Chronicles was the last book in the Hebrew Canon.
The earliest extant Christian list of Old Testament books was recorded by Melito, bishop of Sardis in A.D. 170.
This list does not mention Lamentations (which was usually understood to be part of the book of Jeremiah), or Nehemiah, which was normally appended to Ezra.
The only other omission was the book of Esther which could have been grouped with Ezra and Nehemiah.
The late fourth century writer Epiphanius, bishop of Salamis in Cyprus, quoted another ancient list from the second century which included all the books corresponding to our thirty-nine, except Lamentations, which was probably considered an appendix to Jeremiah.

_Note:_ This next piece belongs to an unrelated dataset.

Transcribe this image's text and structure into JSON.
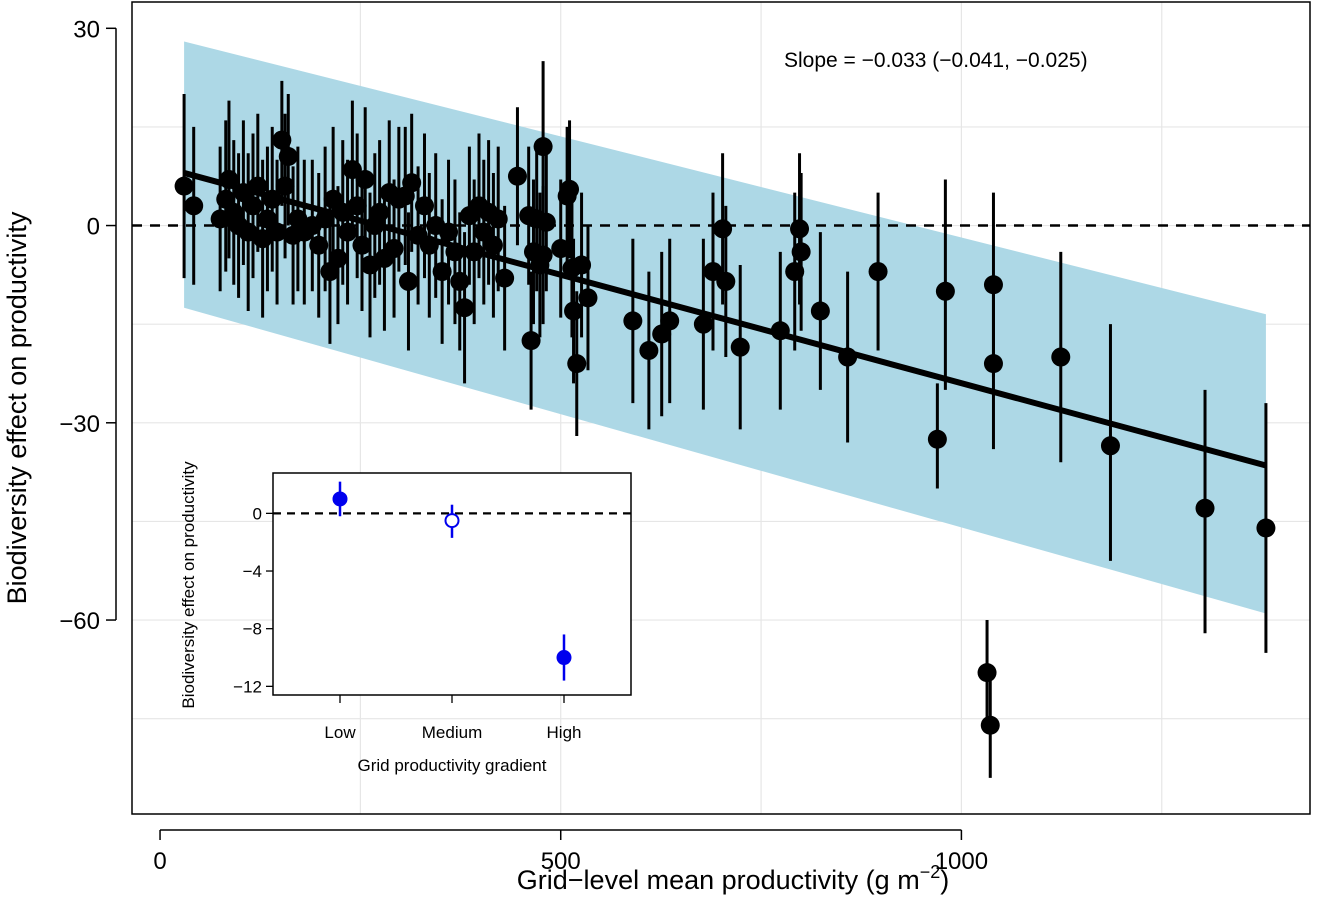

Origen (A.D. 185-254) also provided a list of the Old Testament books in use corresponding to what we now accept as the Old Testament.
The Talmud is the written opinion of the Rabbis recorded from 400 B.C. to 500 A.D. over a period of nearly 900 years.
The word Talmud comes from another Hebrew word lamad meaning “to teach.”
Throughout the Talmud there was always canonicity-consciousness.
Then there is Eusebius who was a famous historian of the Patristic era (fourth century A.D.) who stated that the entire Old Testament was recognized and accepted in his day.
Tertullian who was another famous historian of that same era and one of the Patristic writers concurred but included Esther in the Old Testament Canon whereas Eusebius did not.